Autoscrapper is a specialized web scraping tool that helps you collect vehicle data efficiently. Whether you're looking to gather information about car specifications, pricing, availability, or market trends, this scraper provides a reliable and automated solution.

Features

  • Automated Data Collection: Automatically scrapes vehicle information from multiple sources
  • Customizable Scraping: Configure which data fields to extract based on your needs
  • Data Export: Export scraped data in various formats (CSV, JSON, Excel)
  • Error Handling: Robust error handling and retry mechanisms for reliable scraping
  • Rate Limiting: Built-in rate limiting to respect website policies
  • Data Validation: Validates and cleans scraped data for consistency
  • Multi-threading Support: Parallel scraping for improved performance

Vehicle Data Fields

The scraper can collect various types of vehicle information, including:

  • Maker and Model
  • Year of manufacture
  • Price (new/used)
  • Mileage
  • Engine specifications
  • Fuel type
  • Transmission type
  • Color
  • VIN (Vehicle Identification Number)
  • Location
  • Seller information
  • Vehicle features and options
  • Images and media

Installation

Prerequisites

  • Python 3.7 or higher
  • pip (Python package installer)

Setup

  1. Clone the repository:
git clone https://github.com/NDragos/Autoscrapper.git
cd Autoscrapper
  1. Create a virtual environment (optional but recommended):
python -m venv .venv
# Windows
.venv\Scripts\activate
# Linux/Mac
source .venv/bin/activate
  1. Install dependencies:
pip install -r requirements.txt
  1. Configure environment variables:
    • A .env file has been created for you with a default MongoDB connection string.
    • Security Note: Never commit your real production secrets to version control.

Usage

1. Scraping Data

Run the scraper to collect data from Autovit.

cd scripts
python scrapper.py

This will generate CSV files in the data/ directory (e.g., daciasandero.csv). Note: You can modify the scrape_autovit call at the bottom of scripts/scrapper.py to scrape different car models.

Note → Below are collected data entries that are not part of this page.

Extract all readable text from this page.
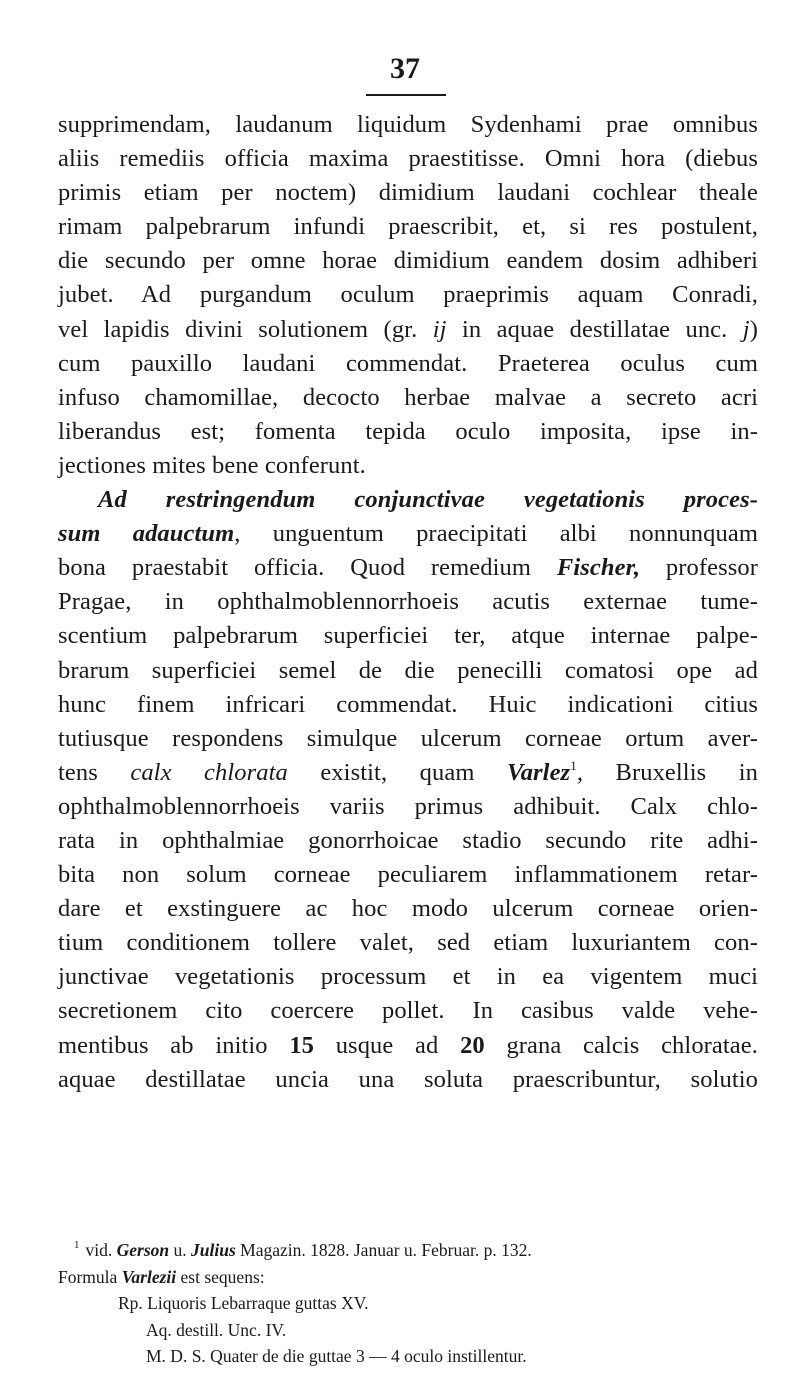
37
supprimendam, laudanum liquidum Sydenhami prae omnibus
aliis remediis officia maxima praestitisse. Omni hora (diebus
primis etiam per noctem) dimidium laudani cochlear theale
rimam palpebrarum infundi praescribit, et, si res postulent,
die secundo per omne horae dimidium eandem dosim adhiberi
jubet. Ad purgandum oculum praeprimis aquam Conradi,
vel lapidis divini solutionem (gr. ij in aquae destillatae unc. j)
cum pauxillo laudani commendat. Praeterea oculus cum
infuso chamomillae, decocto herbae malvae a secreto acri
liberandus est; fomenta tepida oculo imposita, ipse in-
jectiones mites bene conferunt.
Ad restringendum conjunctivae vegetationis proces-
sum adauctum, unguentum praecipitati albi nonnunquam
bona praestabit officia. Quod remedium Fischer, professor
Pragae, in ophthalmoblennorrhoeis acutis externae tume-
scentium palpebrarum superficiei ter, atque internae palpe-
brarum superficiei semel de die penecilli comatosi ope ad
hunc finem infricari commendat. Huic indicationi citius
tutiusque respondens simulque ulcerum corneae ortum aver-
tens calx chlorata existit, quam Varlez$^1$, Bruxellis in
ophthalmoblennorrhoeis variis primus adhibuit. Calx chlo-
rata in ophthalmiae gonorrhoicae stadio secundo rite adhi-
bita non solum corneae peculiarem inflammationem retar-
dare et exstinguere ac hoc modo ulcerum corneae orien-
tium conditionem tollere valet, sed etiam luxuriantem con-
junctivae vegetationis processum et in ea vigentem muci
secretionem cito coercere pollet. In casibus valde vehe-
mentibus ab initio 15 usque ad 20 grana calcis chloratae.
aquae destillatae uncia una soluta praescribuntur, solutio
$^1$ vid. Gerson u. Julius Magazin. 1828. Januar u. Februar. p. 132.
Formula Varlezii est sequens:
Rp. Liquoris Lebarraque guttas XV.
Aq. destill. Unc. IV.
M. D. S. Quater de die guttae 3 — 4 oculo instillentur.
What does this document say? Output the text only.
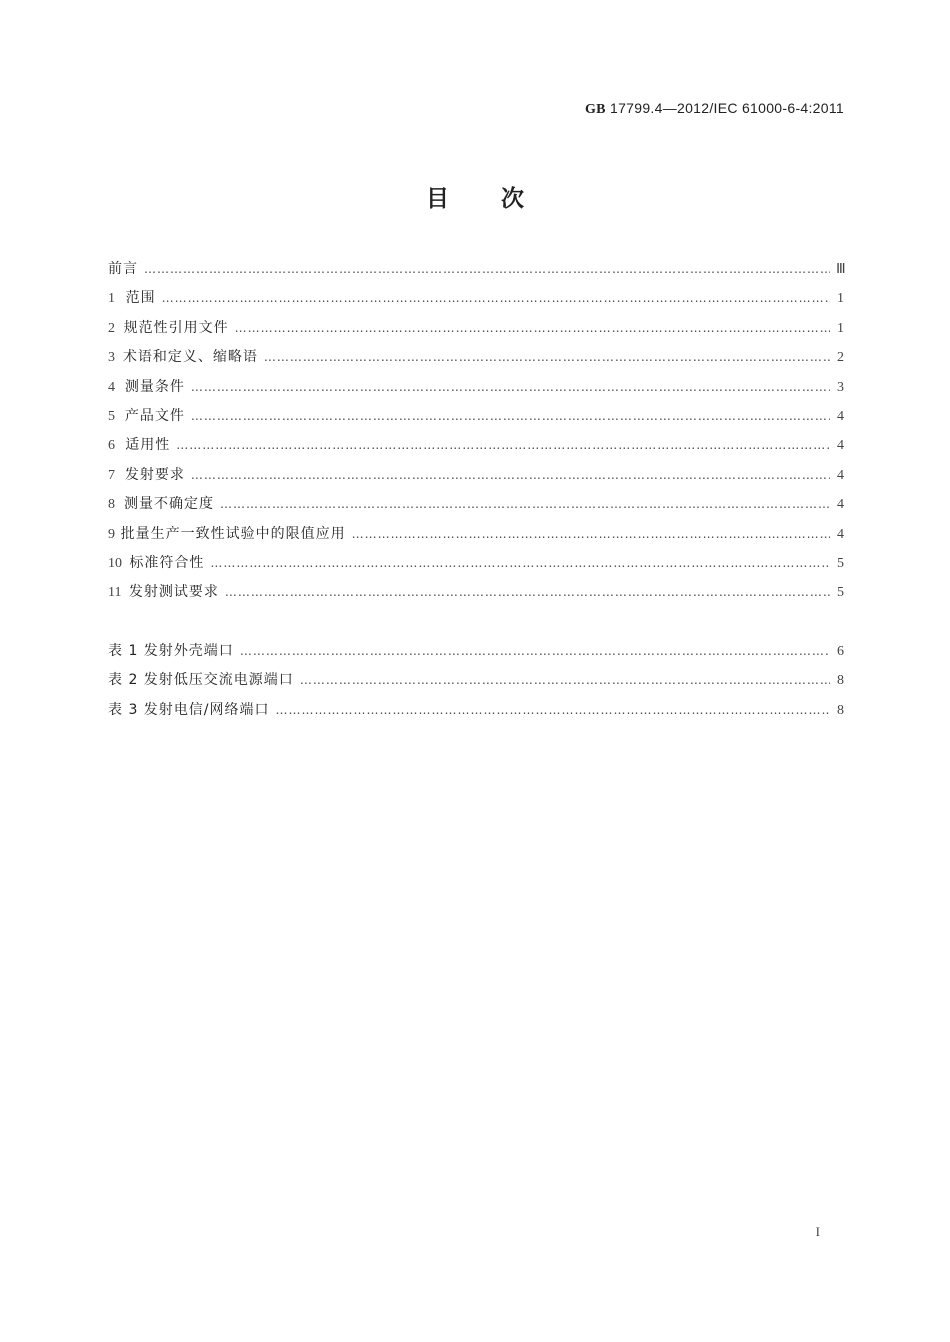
GB 17799.4—2012/IEC 61000-6-4:2011
目 次
前言 …………………………………………………………………………………………………………………………………………………………………………………………………………	Ⅲ
1 范围 …………………………………………………………………………………………………………………………………………………………………………………………………………	1
2 规范性引用文件 …………………………………………………………………………………………………………………………………………………………………………………………………………	1
3 术语和定义、缩略语 …………………………………………………………………………………………………………………………………………………………………………………………………………	2
4 测量条件 …………………………………………………………………………………………………………………………………………………………………………………………………………	3
5 产品文件 …………………………………………………………………………………………………………………………………………………………………………………………………………	4
6 适用性 …………………………………………………………………………………………………………………………………………………………………………………………………………	4
7 发射要求 …………………………………………………………………………………………………………………………………………………………………………………………………………	4
8 测量不确定度 …………………………………………………………………………………………………………………………………………………………………………………………………………	4
9 批量生产一致性试验中的限值应用 …………………………………………………………………………………………………………………………………………………………………………………………………………	4
10 标准符合性 …………………………………………………………………………………………………………………………………………………………………………………………………………	5
11 发射测试要求 …………………………………………………………………………………………………………………………………………………………………………………………………………	5
表 1 发射 外壳端口 …………………………………………………………………………………………………………………………………………………………………………………………………………	6
表 2 发射 低压交流电源端口 …………………………………………………………………………………………………………………………………………………………………………………………………………	8
表 3 发射 电信/网络端口 …………………………………………………………………………………………………………………………………………………………………………………………………………	8
I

2. Populating the Database

Import the scraped CSV data into MongoDB.

cd scripts
python populate_db.py

This script reads data/date_autovit_test.csv (or your scraped file if you update the script) and uploads it to the MongoDB collection specified in .env.

3. Running the Backend Server

Start the Flask API server.

cd scripts
python server.py

The server will start (usually on http://127.0.0.1:5000), serving endpoints like /api/optiuni and /api/cauta.

4. Frontend

Open website/index.html in your browser to interact with the application.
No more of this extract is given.